When we unconsciously complete our respective destinies with the characters in the film, you will be pleasantly surprised to find that, with "one"
south of the old
Old Things in the South of the City is an autobiographical work by Lin, a famous female writer. It is a novel set in her life from the age of seven to thirteen, and it is also her masterpiece. It describes a warm and happy Eiko family who lived in a quadrangle in the south of Beijing in the 1920s. Through the childish eyes of the protagonist Eiko, the joys and sorrows of the adult world are shown to the world. There is an unspeakable innocence, but it tells the complicated feelings of the world. Old Stories in the South of the City was selected as "Top 100 China Novels in the 20th Century" by Asia Weekly. It was put on the screen in the 1980s and won many awards such as "Golden Rooster Award for Chinese Movies", which touched a generation. Full of nostalgic tone, it expresses its multi-level emotional color in a natural and seamless way. Everything in the book is so orderly. Slow flowing water, slow camel team, slowly passing crowd, slowly passing years ... The perfect combination of scenery, events, people, things and feelings is like an elegant and implicit poem. More than half a century ago, the little girl Lin followed her parents across the ocean from Taiwan Province Province to Beijing and lived in an alley in the south of Beijing. The battlements in the ancient capital Beijing, camel bells in the sunset, back streets and alleys in downtown areas … all these make Eiko feel novel and fascinated.
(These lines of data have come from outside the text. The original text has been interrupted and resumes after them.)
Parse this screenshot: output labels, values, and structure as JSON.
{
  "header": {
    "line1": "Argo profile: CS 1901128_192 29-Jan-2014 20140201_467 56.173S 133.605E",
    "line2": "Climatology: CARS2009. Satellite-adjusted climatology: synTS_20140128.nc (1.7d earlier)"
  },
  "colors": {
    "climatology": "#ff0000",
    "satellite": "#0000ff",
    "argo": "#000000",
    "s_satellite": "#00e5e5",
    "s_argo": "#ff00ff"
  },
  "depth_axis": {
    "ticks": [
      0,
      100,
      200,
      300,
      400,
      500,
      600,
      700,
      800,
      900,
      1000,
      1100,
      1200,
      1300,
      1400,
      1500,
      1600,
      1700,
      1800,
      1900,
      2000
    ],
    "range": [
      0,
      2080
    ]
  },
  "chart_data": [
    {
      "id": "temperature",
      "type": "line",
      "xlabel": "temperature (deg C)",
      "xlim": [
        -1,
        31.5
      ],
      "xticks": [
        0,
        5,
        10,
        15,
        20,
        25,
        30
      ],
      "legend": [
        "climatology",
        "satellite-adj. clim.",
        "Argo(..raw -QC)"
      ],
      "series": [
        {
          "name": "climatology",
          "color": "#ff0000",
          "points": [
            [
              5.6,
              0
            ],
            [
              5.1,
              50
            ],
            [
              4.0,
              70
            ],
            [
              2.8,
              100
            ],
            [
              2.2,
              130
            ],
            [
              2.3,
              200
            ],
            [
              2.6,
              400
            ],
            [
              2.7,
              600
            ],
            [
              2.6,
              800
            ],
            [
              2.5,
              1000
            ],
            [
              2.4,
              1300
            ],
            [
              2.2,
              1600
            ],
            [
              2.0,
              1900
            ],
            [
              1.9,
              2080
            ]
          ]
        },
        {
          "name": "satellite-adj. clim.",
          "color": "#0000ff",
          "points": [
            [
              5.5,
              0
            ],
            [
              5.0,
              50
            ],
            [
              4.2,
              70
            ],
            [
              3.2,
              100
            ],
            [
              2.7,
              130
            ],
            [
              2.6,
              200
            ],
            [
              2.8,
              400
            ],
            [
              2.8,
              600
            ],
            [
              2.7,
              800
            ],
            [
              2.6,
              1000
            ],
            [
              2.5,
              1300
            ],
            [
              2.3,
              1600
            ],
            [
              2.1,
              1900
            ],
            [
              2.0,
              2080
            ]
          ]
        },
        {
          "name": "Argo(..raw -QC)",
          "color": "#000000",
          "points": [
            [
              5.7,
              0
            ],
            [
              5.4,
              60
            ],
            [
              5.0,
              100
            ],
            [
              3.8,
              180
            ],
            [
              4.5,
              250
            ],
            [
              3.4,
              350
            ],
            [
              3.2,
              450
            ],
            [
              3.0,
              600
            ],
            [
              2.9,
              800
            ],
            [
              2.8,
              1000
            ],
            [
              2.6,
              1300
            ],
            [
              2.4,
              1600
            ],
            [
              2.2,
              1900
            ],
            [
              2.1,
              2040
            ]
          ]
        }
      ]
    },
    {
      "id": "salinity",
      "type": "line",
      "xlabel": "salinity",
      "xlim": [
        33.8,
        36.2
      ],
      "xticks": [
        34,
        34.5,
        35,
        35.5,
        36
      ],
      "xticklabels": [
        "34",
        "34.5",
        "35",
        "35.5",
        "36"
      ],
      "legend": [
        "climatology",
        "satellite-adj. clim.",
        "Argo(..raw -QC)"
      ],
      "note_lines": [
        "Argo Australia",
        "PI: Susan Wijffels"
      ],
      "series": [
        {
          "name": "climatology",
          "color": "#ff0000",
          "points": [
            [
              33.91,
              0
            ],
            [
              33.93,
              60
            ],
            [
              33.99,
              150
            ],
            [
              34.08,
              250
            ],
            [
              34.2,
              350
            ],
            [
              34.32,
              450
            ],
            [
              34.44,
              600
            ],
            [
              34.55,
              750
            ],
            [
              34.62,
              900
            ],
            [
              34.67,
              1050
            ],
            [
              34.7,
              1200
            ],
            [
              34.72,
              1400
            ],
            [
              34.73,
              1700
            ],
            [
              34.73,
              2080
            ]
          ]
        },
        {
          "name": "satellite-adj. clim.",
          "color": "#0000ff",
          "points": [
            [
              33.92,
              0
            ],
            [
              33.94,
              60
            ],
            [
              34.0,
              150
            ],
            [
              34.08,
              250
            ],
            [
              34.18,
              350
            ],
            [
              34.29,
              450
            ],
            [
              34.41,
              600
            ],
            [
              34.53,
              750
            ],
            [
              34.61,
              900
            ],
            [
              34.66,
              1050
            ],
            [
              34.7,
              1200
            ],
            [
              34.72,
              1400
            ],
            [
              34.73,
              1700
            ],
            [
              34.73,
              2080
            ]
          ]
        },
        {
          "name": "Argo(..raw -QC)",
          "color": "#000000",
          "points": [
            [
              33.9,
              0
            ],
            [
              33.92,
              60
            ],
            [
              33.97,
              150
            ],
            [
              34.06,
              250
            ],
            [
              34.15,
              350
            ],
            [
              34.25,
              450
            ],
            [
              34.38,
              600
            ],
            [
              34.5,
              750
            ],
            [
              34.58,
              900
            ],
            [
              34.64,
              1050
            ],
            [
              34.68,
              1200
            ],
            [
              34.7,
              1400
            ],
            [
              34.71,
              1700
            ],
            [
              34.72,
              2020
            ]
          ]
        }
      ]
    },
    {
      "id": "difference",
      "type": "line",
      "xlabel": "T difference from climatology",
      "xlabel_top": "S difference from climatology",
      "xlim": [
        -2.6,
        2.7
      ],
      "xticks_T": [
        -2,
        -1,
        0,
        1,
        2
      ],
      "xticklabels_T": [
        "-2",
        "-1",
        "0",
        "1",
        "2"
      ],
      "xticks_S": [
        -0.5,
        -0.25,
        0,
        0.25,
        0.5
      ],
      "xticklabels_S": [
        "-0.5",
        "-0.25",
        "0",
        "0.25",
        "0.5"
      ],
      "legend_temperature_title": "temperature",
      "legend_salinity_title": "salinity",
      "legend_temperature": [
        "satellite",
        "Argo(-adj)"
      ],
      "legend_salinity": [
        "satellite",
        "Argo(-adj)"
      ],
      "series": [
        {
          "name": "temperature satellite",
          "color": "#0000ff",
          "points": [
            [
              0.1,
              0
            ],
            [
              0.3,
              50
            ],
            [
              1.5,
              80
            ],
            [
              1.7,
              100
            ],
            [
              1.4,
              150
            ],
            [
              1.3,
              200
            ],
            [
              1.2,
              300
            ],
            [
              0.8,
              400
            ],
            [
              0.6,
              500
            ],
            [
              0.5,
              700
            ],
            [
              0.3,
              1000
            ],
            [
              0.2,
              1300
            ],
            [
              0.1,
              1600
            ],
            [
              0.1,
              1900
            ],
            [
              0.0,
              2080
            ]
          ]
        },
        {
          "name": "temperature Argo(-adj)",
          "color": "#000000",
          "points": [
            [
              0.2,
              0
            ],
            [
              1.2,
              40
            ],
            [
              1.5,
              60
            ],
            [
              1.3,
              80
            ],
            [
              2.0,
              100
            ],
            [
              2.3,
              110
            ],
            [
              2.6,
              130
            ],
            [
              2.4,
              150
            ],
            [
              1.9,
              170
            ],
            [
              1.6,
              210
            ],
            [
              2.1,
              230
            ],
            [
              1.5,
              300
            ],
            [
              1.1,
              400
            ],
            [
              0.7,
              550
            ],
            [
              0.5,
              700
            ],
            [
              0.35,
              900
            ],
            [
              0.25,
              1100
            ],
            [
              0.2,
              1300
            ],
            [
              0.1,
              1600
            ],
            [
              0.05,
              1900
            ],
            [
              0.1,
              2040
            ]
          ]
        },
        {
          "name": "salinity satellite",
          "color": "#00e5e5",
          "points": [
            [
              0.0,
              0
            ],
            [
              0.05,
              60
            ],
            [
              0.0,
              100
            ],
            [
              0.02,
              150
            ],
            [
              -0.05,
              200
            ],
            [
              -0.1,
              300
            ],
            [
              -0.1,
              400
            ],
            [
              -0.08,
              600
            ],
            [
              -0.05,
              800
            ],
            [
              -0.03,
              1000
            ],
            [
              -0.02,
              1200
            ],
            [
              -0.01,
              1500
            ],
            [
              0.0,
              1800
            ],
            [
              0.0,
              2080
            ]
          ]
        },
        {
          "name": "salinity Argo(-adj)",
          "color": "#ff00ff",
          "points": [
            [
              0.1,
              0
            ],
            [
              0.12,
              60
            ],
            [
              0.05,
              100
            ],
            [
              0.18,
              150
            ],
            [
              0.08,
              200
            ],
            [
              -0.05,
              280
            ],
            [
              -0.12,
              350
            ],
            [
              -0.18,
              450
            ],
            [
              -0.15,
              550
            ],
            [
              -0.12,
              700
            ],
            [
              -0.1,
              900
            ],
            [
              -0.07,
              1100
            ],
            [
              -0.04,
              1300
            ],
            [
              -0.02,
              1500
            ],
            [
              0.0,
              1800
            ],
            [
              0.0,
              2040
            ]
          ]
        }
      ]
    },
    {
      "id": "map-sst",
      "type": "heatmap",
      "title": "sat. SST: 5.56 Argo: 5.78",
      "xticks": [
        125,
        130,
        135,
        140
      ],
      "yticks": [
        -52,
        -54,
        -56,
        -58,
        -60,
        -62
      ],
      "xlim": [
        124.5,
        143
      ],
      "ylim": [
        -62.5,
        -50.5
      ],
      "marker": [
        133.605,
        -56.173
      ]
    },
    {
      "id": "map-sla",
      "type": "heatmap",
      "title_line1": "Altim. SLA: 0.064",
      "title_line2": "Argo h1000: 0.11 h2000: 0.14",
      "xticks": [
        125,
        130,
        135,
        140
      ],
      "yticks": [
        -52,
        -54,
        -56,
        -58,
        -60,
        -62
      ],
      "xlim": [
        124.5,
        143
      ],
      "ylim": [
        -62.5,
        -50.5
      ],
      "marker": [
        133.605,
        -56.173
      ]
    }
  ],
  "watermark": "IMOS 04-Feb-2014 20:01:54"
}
The crazy woman in front of the guild hall, covered in striped little female companions, thieves haunting in weeds, Ma Song, the wet nurse who accompanied her day and night, and her loving father who was addicted to dying underground ... all played, laughed and lived with Eiko, and their voices and smiles were still there, but they all quietly left. Why is the world so miserable? The unreasonable Eiko pondered for a long time but could not understand.
After more than 50 years, wanderers in Beijing are still obsessed with all this. That faint sadness, that heavy lovesickness, was deeply imprinted in her childhood memory and never faded, which deeply touched me.
Reading "Old Things in the South of the City" makes my heart a little warm, because I rarely see such exquisite things, because she does not deliberately express anything, but calmly depicts old Beijing in the eyes of a child scene by scene, just like living and talking about herself. So relaxed and gentle, so pure and indifferent, so long-lasting, so full of human fireworks, but without any pursuit of fame and fortune.